There are five steps involved in getting a COFACE-insured credit term from your supplier:
1. The supplier acquires an insurance policy with COFACE
The insurance policy obtained by the supplier is generally an insurance contract. The contract provided by the insurance company insures against credit risks and also confers the supplier's customers postponed payment terms.
2. Your company will need to undergo a credit investigation, after which it will be granted a credit limit
In terms of the credit investigation, this is a process where your financial statements, information and reports will be analyzed by the insurance company. Once analyzed, the credit limit will be decided upon. The insurance company will then insure the transactions carried out by your business under a deferred payment condition.
The credit limit itself refers to the highest number of trade credits offered to you by the supplier, which are backed up by COFACE insurance.

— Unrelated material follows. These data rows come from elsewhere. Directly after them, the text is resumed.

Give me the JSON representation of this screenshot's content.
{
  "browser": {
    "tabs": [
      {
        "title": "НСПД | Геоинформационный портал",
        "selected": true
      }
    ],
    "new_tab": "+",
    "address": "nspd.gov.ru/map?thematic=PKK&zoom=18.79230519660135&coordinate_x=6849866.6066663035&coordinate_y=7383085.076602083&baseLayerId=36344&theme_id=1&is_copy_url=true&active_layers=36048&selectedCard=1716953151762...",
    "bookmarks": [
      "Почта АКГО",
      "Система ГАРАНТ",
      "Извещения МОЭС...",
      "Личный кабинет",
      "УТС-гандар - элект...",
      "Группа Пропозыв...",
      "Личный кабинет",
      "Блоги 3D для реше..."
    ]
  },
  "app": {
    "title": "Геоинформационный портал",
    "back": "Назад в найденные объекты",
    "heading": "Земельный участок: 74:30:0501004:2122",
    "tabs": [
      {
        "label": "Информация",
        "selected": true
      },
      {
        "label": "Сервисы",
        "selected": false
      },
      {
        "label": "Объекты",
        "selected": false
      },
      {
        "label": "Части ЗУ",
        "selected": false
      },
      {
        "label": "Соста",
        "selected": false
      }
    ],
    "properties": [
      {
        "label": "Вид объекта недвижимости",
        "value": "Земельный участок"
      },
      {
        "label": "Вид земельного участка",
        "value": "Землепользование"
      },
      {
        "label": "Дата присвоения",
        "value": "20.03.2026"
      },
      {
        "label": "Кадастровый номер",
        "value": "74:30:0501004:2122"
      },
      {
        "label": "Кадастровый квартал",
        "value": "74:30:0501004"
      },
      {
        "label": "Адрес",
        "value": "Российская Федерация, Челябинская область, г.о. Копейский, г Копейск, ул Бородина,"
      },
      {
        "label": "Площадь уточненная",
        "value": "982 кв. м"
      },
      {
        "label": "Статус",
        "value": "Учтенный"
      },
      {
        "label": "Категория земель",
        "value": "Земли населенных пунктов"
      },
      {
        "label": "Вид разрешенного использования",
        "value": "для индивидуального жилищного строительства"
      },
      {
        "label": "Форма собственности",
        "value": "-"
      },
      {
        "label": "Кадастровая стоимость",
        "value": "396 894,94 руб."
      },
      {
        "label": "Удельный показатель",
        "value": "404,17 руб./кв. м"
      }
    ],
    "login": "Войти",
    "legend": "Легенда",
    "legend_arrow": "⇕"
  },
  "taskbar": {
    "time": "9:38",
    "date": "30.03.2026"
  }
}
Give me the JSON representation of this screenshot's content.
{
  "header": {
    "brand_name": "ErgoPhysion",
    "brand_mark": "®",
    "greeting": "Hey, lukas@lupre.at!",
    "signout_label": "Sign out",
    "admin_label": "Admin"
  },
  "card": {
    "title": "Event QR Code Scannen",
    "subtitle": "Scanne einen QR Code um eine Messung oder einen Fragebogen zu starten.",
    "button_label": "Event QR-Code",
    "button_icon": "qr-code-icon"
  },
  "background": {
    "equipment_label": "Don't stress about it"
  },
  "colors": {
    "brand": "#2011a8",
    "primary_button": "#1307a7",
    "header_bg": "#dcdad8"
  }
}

For example, a business whose credit limit is the equivalent of $1 million, will be able to order goods under postponed payment conditions from one or more suppliers amounting to $1 million.
3. Your company will agree to and sign a sales contract, issuing you a postponed payment agreement with your supplier
The contract corresponds to the supply of your goods. It stipulates the period in which payment needs to be made and outlines the key conditions that the grace period has been issued.
4. Your supplier will then insure the invoices via COFACE. They will ship you the goods under postponed payment conditions.
5. You will then take delivery of your goods, after which you will pay for them under the postponed payment period, which might be 90, 120, or 180 days.